Determine if the following series converges or diverges. Please give your reason(s).

(a)  $\sum _{n=1}^{\infty }{\frac {n!}{(2n)!}}$ (b)  $\sum _{n=1}^{\infty }(-1)^{n}{\frac {1}{n+1}}$ Foundations:
1. Ratio Test
Let  $\sum a_{n}$ be a series and  $L=\lim _{n\rightarrow \infty }{\bigg |}{\frac {a_{n+1}}{a_{n}}}{\bigg |}.$ Then,

If  $L<1,$ the series is absolutely convergent.
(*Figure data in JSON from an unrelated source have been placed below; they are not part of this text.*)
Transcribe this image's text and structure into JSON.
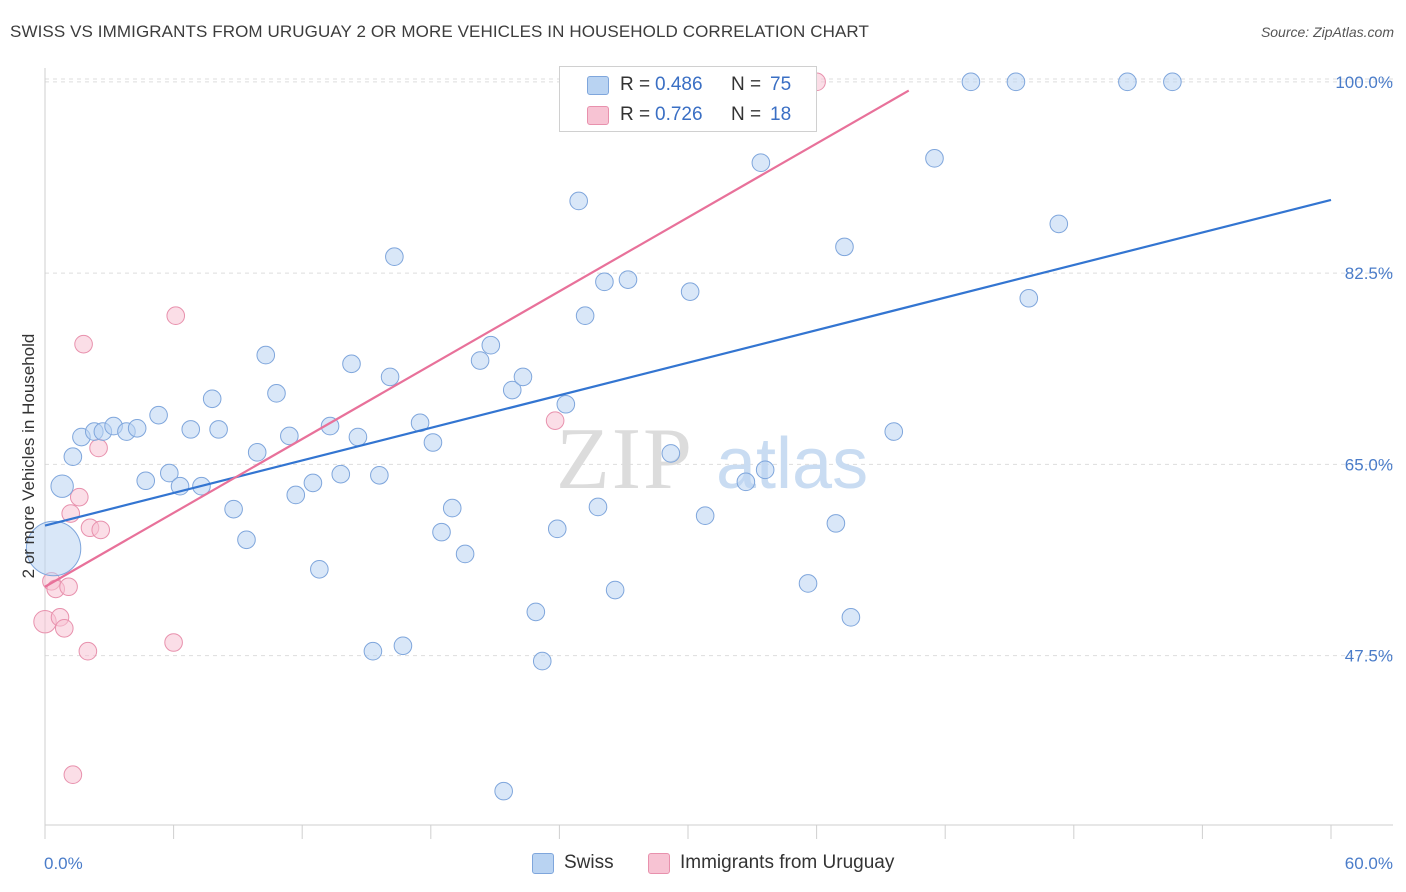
{
  "header": {
    "title": "SWISS VS IMMIGRANTS FROM URUGUAY 2 OR MORE VEHICLES IN HOUSEHOLD CORRELATION CHART",
    "source": "Source: ZipAtlas.com"
  },
  "watermark": {
    "zip": "ZIP",
    "atlas": "atlas"
  },
  "legend": {
    "rows": [
      {
        "r_label": "R =",
        "r_value": "0.486",
        "n_label": "N =",
        "n_value": "75",
        "color": "#a8c8ef"
      },
      {
        "r_label": "R =",
        "r_value": "0.726",
        "n_label": "N =",
        "n_value": "18",
        "color": "#f6b9cb"
      }
    ]
  },
  "bottom_legend": {
    "swiss": "Swiss",
    "uruguay": "Immigrants from Uruguay"
  },
  "chart_data": {
    "type": "scatter",
    "title": "SWISS VS IMMIGRANTS FROM URUGUAY 2 OR MORE VEHICLES IN HOUSEHOLD CORRELATION CHART",
    "xlabel": "",
    "ylabel": "2 or more Vehicles in Household",
    "xlim": [
      0,
      60
    ],
    "ylim": [
      32,
      102
    ],
    "x_tick_labels": [
      "0.0%",
      "60.0%"
    ],
    "y_ticks": [
      47.5,
      65.0,
      82.5,
      100.0
    ],
    "y_tick_labels": [
      "47.5%",
      "65.0%",
      "82.5%",
      "100.0%"
    ],
    "grid": true,
    "legend_position": "top-center",
    "colors": {
      "swiss": "#3375d1",
      "swiss_fill": "#b9d3f2",
      "uruguay": "#e8719a",
      "uruguay_fill": "#f7c3d3"
    },
    "series": [
      {
        "name": "Swiss",
        "r": 0.486,
        "n": 75,
        "trend": {
          "x": [
            0,
            60
          ],
          "y": [
            59.4,
            89.2
          ]
        },
        "points": [
          [
            0.4,
            57.3,
            34
          ],
          [
            0.8,
            63.0,
            14
          ],
          [
            1.3,
            65.7,
            11
          ],
          [
            1.7,
            67.5,
            11
          ],
          [
            2.3,
            68.0,
            11
          ],
          [
            2.7,
            68.0,
            11
          ],
          [
            3.2,
            68.5,
            11
          ],
          [
            3.8,
            68.0,
            11
          ],
          [
            4.3,
            68.3,
            11
          ],
          [
            4.7,
            63.5,
            11
          ],
          [
            5.3,
            69.5,
            11
          ],
          [
            5.8,
            64.2,
            11
          ],
          [
            6.3,
            63.0,
            11
          ],
          [
            6.8,
            68.2,
            11
          ],
          [
            7.3,
            63.0,
            11
          ],
          [
            7.8,
            71.0,
            11
          ],
          [
            8.1,
            68.2,
            11
          ],
          [
            8.8,
            60.9,
            11
          ],
          [
            9.4,
            58.1,
            11
          ],
          [
            9.9,
            66.1,
            11
          ],
          [
            10.3,
            75.0,
            11
          ],
          [
            10.8,
            71.5,
            11
          ],
          [
            11.4,
            67.6,
            11
          ],
          [
            11.7,
            62.2,
            11
          ],
          [
            12.5,
            63.3,
            11
          ],
          [
            12.8,
            55.4,
            11
          ],
          [
            13.3,
            68.5,
            11
          ],
          [
            13.8,
            64.1,
            11
          ],
          [
            14.3,
            74.2,
            11
          ],
          [
            14.6,
            67.5,
            11
          ],
          [
            15.3,
            47.9,
            11
          ],
          [
            15.6,
            64.0,
            11
          ],
          [
            16.1,
            73.0,
            11
          ],
          [
            16.3,
            84.0,
            11
          ],
          [
            16.7,
            48.4,
            11
          ],
          [
            17.5,
            68.8,
            11
          ],
          [
            18.1,
            67.0,
            11
          ],
          [
            18.5,
            58.8,
            11
          ],
          [
            19.0,
            61.0,
            11
          ],
          [
            19.6,
            56.8,
            11
          ],
          [
            20.3,
            74.5,
            11
          ],
          [
            20.8,
            75.9,
            11
          ],
          [
            21.4,
            35.1,
            11
          ],
          [
            21.8,
            71.8,
            11
          ],
          [
            22.3,
            73.0,
            11
          ],
          [
            22.9,
            51.5,
            11
          ],
          [
            23.2,
            47.0,
            11
          ],
          [
            23.9,
            59.1,
            11
          ],
          [
            24.3,
            70.5,
            11
          ],
          [
            24.9,
            89.1,
            11
          ],
          [
            25.2,
            78.6,
            11
          ],
          [
            25.8,
            61.1,
            11
          ],
          [
            26.1,
            81.7,
            11
          ],
          [
            26.6,
            53.5,
            11
          ],
          [
            27.2,
            81.9,
            11
          ],
          [
            29.2,
            66.0,
            11
          ],
          [
            30.1,
            80.8,
            11
          ],
          [
            30.8,
            60.3,
            11
          ],
          [
            31.9,
            100.0,
            11
          ],
          [
            32.7,
            63.4,
            11
          ],
          [
            33.4,
            92.6,
            11
          ],
          [
            33.6,
            64.5,
            11
          ],
          [
            35.2,
            98.0,
            11
          ],
          [
            35.6,
            54.1,
            11
          ],
          [
            36.9,
            59.6,
            11
          ],
          [
            37.3,
            84.9,
            11
          ],
          [
            37.6,
            51.0,
            11
          ],
          [
            39.6,
            68.0,
            11
          ],
          [
            41.5,
            93.0,
            11
          ],
          [
            43.2,
            100.0,
            11
          ],
          [
            45.3,
            100.0,
            11
          ],
          [
            45.9,
            80.2,
            11
          ],
          [
            47.3,
            87.0,
            11
          ],
          [
            50.5,
            100.0,
            11
          ],
          [
            52.6,
            100.0,
            11
          ]
        ]
      },
      {
        "name": "Immigrants from Uruguay",
        "r": 0.726,
        "n": 18,
        "trend": {
          "x": [
            0,
            40.3
          ],
          "y": [
            53.8,
            99.2
          ]
        },
        "points": [
          [
            0.0,
            50.6,
            14
          ],
          [
            0.3,
            54.3,
            11
          ],
          [
            0.5,
            53.6,
            11
          ],
          [
            0.7,
            51.0,
            11
          ],
          [
            0.9,
            50.0,
            11
          ],
          [
            1.1,
            53.8,
            11
          ],
          [
            1.2,
            60.5,
            11
          ],
          [
            1.3,
            36.6,
            11
          ],
          [
            1.6,
            62.0,
            11
          ],
          [
            1.8,
            76.0,
            11
          ],
          [
            2.0,
            47.9,
            11
          ],
          [
            2.1,
            59.2,
            11
          ],
          [
            2.5,
            66.5,
            11
          ],
          [
            2.6,
            59.0,
            11
          ],
          [
            6.0,
            48.7,
            11
          ],
          [
            6.1,
            78.6,
            11
          ],
          [
            23.8,
            69.0,
            11
          ],
          [
            36.0,
            100.0,
            11
          ]
        ]
      }
    ]
  }
}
If  $L>1,$ the series is divergent.

If  $L=1,$ the test is inconclusive.

2. If a series absolutely converges, then it also converges.
3. Alternating Series Test
Let  $\{a_{n}\}$ be a positive, decreasing sequence where  $\lim _{n\rightarrow \infty }a_{n}=0.$ Then,  $\sum _{n=1}^{\infty }(-1)^{n}a_{n}$ and  $\sum _{n=1}^{\infty }(-1)^{n+1}a_{n}$ converge.

Solution:

(a)

Step 1:
We begin by using the Ratio Test.
We have

${\begin{array}{rcl}\displaystyle {\lim _{n\rightarrow \infty }{\bigg |}{\frac {a_{n+1}}{a_{n}}}{\bigg |}}&=&\displaystyle {\lim _{n\rightarrow \infty }{\bigg |}{\frac {(n+1)!}{(2(n+1))!}}{\frac {(2n)!}{n!}}{\bigg |}}\\&&\\&=&\displaystyle {\lim _{n\rightarrow \infty }{\bigg |}{\frac {(n+1)n!}{(2n+2)(2n+1)(2n)!}}{\frac {(2n)!}{n!}}{\bigg |}}\\&&\\&=&\displaystyle {\lim _{n\rightarrow \infty }{\frac {n+1}{(2n+2)(2n+1)}}}\\&&\\&=&\displaystyle {0.}\end{array}}$ Step 2:
Since
$\lim _{n\rightarrow \infty }{\bigg |}{\frac {a_{n+1}}{a_{n}}}{\bigg |}=0<1,$ the series is absolutely convergent by the Ratio Test.
Therefore, the series converges.

(b)

Step 1:
For
$\sum _{n=1}^{\infty }(-1)^{n}{\frac {1}{n+1}},$ we notice that this series is alternating.
Let  $b_{n}={\frac {1}{n+1}}.$ First, we have
${\frac {1}{n+1}}\geq 0$ for all  $n\geq 1.$ The sequence  $\{b_{n}\}$ is decreasing since
${\frac {1}{n+2}}<{\frac {1}{n+1}}$ for all  $n\geq 1.$ Step 2:
Also,
$\lim _{n\rightarrow \infty }b_{n}=\lim _{n\rightarrow \infty }{\frac {1}{n+1}}=0.$ Therefore,
$\sum _{n=1}^{\infty }(-1)^{n}{\frac {1}{n+1}}$ converges by the Alternating Series Test.